Blair's case for war

Like millions of others, I went to a peace rally yesterday. There were about 50 000 people in Brisbane*. I think it’s clear that the case for an immediate war aimed at getting rid of Saddam’s weapons of mass destruction has not convinced the majority of Australians. That could change, given new evidence, but it’s clearly going to take a lot more than we have seen so far.

[* Crowd estimates are always tricky. The march took about an hour to pass any given point. Assuming 15 people per second passed each point (the marchers were about 15 abreast) that would make 3600*15= 54 000.]

Faced with similar protests in Britain, Blair switched to the moral case that has been his primary motivation all along – that Saddam is an evil dictator who has caused immense suffering in a sequence of wars and that his overthrow would be a blessing. This is a strong case, but it implies a totally different approach than that adopted over the last year.

A starting point would be an admission by the US government that it actively assisted or passively encouraged Saddam in the commission of his worst single crime – the war of aggression he launched against Iran, in which he made extensive use of chemical weapons. When Blair correctly says that Saddam’s wars have killed more people than were marching in London, he should be remined of this. I don’t say that the past crimes of the US government mean that it should not do anything about Saddam now, but an open declaration of the US role and an apology for US complicity are necessary if the moral case against Saddam is to have any standing.

The second requirement is for some sort of just basis for asserting that a particular leader is a criminal who deserves to be overthrown. We have such a basis in the International Criminal Court, in which Britain is a participant. Blair should demand that Saddam be tried before this court. Of course, a precondition is that the US should drop its own objections.

Third, there is the problem of equal justice.The moral case against Saddam is compromised by US complicity in the occupation of Palestine. If Bush were to demand acceptance by both sides in this dispute of a peace plan similar to that put up by Clinton and back his demand by a threat of sanctions and a willingness to enforce an agreed peace, the moral case against Saddam would be lot stronger.

Finally, there is the problem of multiple agendas. A moral case for war can be made only by forgoing all attempts at seeking strategic or economic side-benefits. Yet many (most) of the US commentators supporting war are pointing to such benefits as a primary or secondary motivation. A moral case would require a clear commitment not to use Iraqi oil to the benefit of the US, not to use Iraqi territory as a base for further military action, not to make side deals with countries like Turkey etc. So far none of this has been forthcoming.

To summarise, a moral case for war requires clean hands. Arguably Blair has clean hands on this issue. Bush certainly does not.

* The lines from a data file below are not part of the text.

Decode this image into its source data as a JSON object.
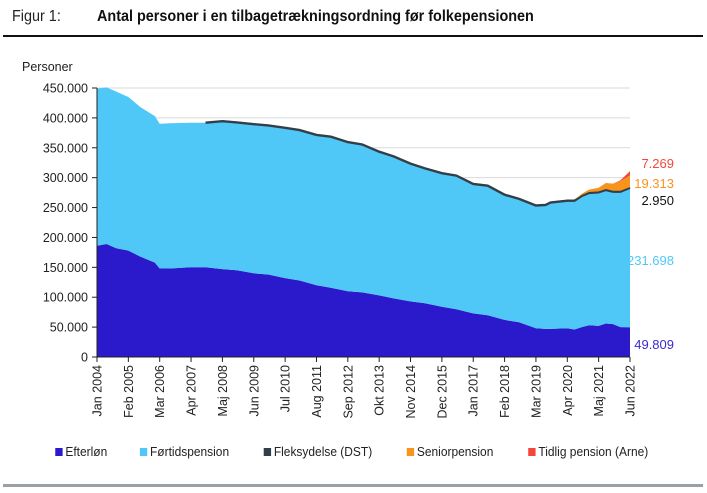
{
  "header": {
    "figure_label": "Figur 1:",
    "title": "Antal personer i en tilbagetrækningsordning før folkepensionen"
  },
  "chart_data": {
    "type": "area",
    "stacked": true,
    "title": "Antal personer i en tilbagetrækningsordning før folkepensionen",
    "ylabel": "Personer",
    "xlabel": "",
    "ylim": [
      0,
      450000
    ],
    "yticks": [
      0,
      50000,
      100000,
      150000,
      200000,
      250000,
      300000,
      350000,
      400000,
      450000
    ],
    "ytick_labels": [
      "0",
      "50.000",
      "100.000",
      "150.000",
      "200.000",
      "250.000",
      "300.000",
      "350.000",
      "400.000",
      "450.000"
    ],
    "grid": "horizontal",
    "legend_position": "bottom",
    "x_tick_labels": [
      "Jan 2004",
      "Feb 2005",
      "Mar 2006",
      "Apr 2007",
      "Maj 2008",
      "Jun 2009",
      "Jul 2010",
      "Aug 2011",
      "Sep 2012",
      "Okt 2013",
      "Nov 2014",
      "Dec 2015",
      "Jan 2017",
      "Feb 2018",
      "Mar 2019",
      "Apr 2020",
      "Maj 2021",
      "Jun 2022"
    ],
    "x_months": [
      0,
      4,
      8,
      13,
      18,
      24,
      26,
      30,
      39,
      45,
      52,
      58,
      65,
      71,
      78,
      84,
      91,
      97,
      104,
      110,
      117,
      123,
      130,
      136,
      143,
      149,
      156,
      162,
      169,
      175,
      182,
      186,
      188,
      195,
      198,
      201,
      204,
      208,
      211,
      214,
      217,
      221
    ],
    "x_axis_start": "Jan 2004",
    "series": [
      {
        "name": "Efterløn",
        "color": "#2a1acb",
        "values": [
          186000,
          189000,
          182000,
          178000,
          168000,
          158000,
          148000,
          148000,
          150000,
          150000,
          147000,
          145000,
          140000,
          138000,
          132000,
          128000,
          120000,
          116000,
          110000,
          108000,
          103000,
          98000,
          93000,
          90000,
          84000,
          80000,
          73000,
          70000,
          62000,
          58000,
          48000,
          47000,
          47000,
          48000,
          46000,
          50000,
          53000,
          52000,
          56000,
          55000,
          50000,
          49809
        ]
      },
      {
        "name": "Førtidspension",
        "color": "#4fc8f8",
        "values": [
          263000,
          262000,
          262000,
          257000,
          250000,
          245000,
          242000,
          243000,
          242000,
          242000,
          246000,
          246000,
          248000,
          248000,
          250000,
          250000,
          250000,
          251000,
          248000,
          246000,
          239000,
          236000,
          229000,
          224000,
          222000,
          222000,
          215000,
          215000,
          208000,
          205000,
          204000,
          206000,
          210000,
          212000,
          214000,
          218000,
          220000,
          222000,
          222000,
          220000,
          225000,
          231698
        ]
      },
      {
        "name": "Fleksydelse (DST)",
        "color": "#333f48",
        "values": [
          0,
          0,
          0,
          0,
          0,
          0,
          0,
          0,
          0,
          0,
          3000,
          3000,
          3000,
          3000,
          3000,
          3000,
          3000,
          3000,
          3000,
          3000,
          3000,
          3000,
          3000,
          3000,
          3000,
          3000,
          3000,
          3000,
          3000,
          3000,
          3000,
          3000,
          3000,
          3000,
          3000,
          3000,
          3000,
          3000,
          3000,
          3000,
          3000,
          2950
        ]
      },
      {
        "name": "Seniorpension",
        "color": "#f7941d",
        "values": [
          0,
          0,
          0,
          0,
          0,
          0,
          0,
          0,
          0,
          0,
          0,
          0,
          0,
          0,
          0,
          0,
          0,
          0,
          0,
          0,
          0,
          0,
          0,
          0,
          0,
          0,
          0,
          0,
          0,
          0,
          0,
          0,
          0,
          0,
          0,
          2000,
          4000,
          6000,
          10000,
          12000,
          16000,
          19313
        ]
      },
      {
        "name": "Tidlig pension (Arne)",
        "color": "#f5463c",
        "values": [
          0,
          0,
          0,
          0,
          0,
          0,
          0,
          0,
          0,
          0,
          0,
          0,
          0,
          0,
          0,
          0,
          0,
          0,
          0,
          0,
          0,
          0,
          0,
          0,
          0,
          0,
          0,
          0,
          0,
          0,
          0,
          0,
          0,
          0,
          0,
          0,
          0,
          0,
          0,
          0,
          1500,
          7269
        ]
      }
    ],
    "end_labels": [
      {
        "series": "Tidlig pension (Arne)",
        "text": "7.269",
        "color": "#f5463c"
      },
      {
        "series": "Seniorpension",
        "text": "19.313",
        "color": "#f7941d"
      },
      {
        "series": "Fleksydelse (DST)",
        "text": "2.950",
        "color": "#111111"
      },
      {
        "series": "Førtidspension",
        "text": "231.698",
        "color": "#4fc8f8"
      },
      {
        "series": "Efterløn",
        "text": "49.809",
        "color": "#3a2ad0"
      }
    ]
  },
  "legend": [
    {
      "label": "Efterløn",
      "color": "#2a1acb"
    },
    {
      "label": "Førtidspension",
      "color": "#4fc8f8"
    },
    {
      "label": "Fleksydelse (DST)",
      "color": "#333f48"
    },
    {
      "label": "Seniorpension",
      "color": "#f7941d"
    },
    {
      "label": "Tidlig pension (Arne)",
      "color": "#f5463c"
    }
  ]
}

Update Ken Parish responds, missing the point pretty thoroughly in my view. I’m not claiming that the moral case for war is the only possible one. War can be justified as a defensive response to aggression. In fact, the interpetation of international law prevailing until very recently suggested that this is the only justifiable ground for war. In this case, the considerations I’ve set out above are largely irrelevant.

A second possible case for war has arisen recently, namely that clear and direct defiance of the UN could justify military actions to enforce its resolutions. Since this case lowers the bar for war substantially, it requires convincing evidence. At the moment, the evidence hasn’t been enough to convince anyone who wasn’t already committed to war. In particular, only a handful of members of the UNSC accept it. This could change, for example, if Saddam refuses to destroy missiles, but the need for a clear case can’t be brushed aside on the basis that the US wants to fight before the weather gets too hot.

The claim that there is a moral case for war is quite different to either of the two considered previously. This claim is that war can be justified simply on the basis that the government to be overthrown is a bad one. I’m sympathetic to this claim in principle, but it’s obviously an idea that needs to be handled with extreme care. It must require more than a decision by one government that some other government ought to be overthrown. That’s why I suggested a range of considerations that would apply in this case, broadly summed up as the need for ‘clean hands’.

Ken argues that all of these conditions are totally unrealistic. I’d argue on the contrary that few of them would be particularly problematic for Blair. He’s joined the ICC, supports pressure on Israel for a peace with the Palestinians, does not appear to be seeking strategic or commercial advantage and so on.

Ken argues for a consequentialist justification of war, namely that it is justified whenever the anticipated benefits outweigh the costs. Although he covers himself with the caveat ‘That sort of exercise is not without its own difficulties when many of the consequences can’t easily be measured with precision in advance’ he doesn’t ask who is to make the judgement. The implicit answer is that the government that decides to go to war should make it. I’d suggest that, given this answer, every war in history would pass Ken’s test.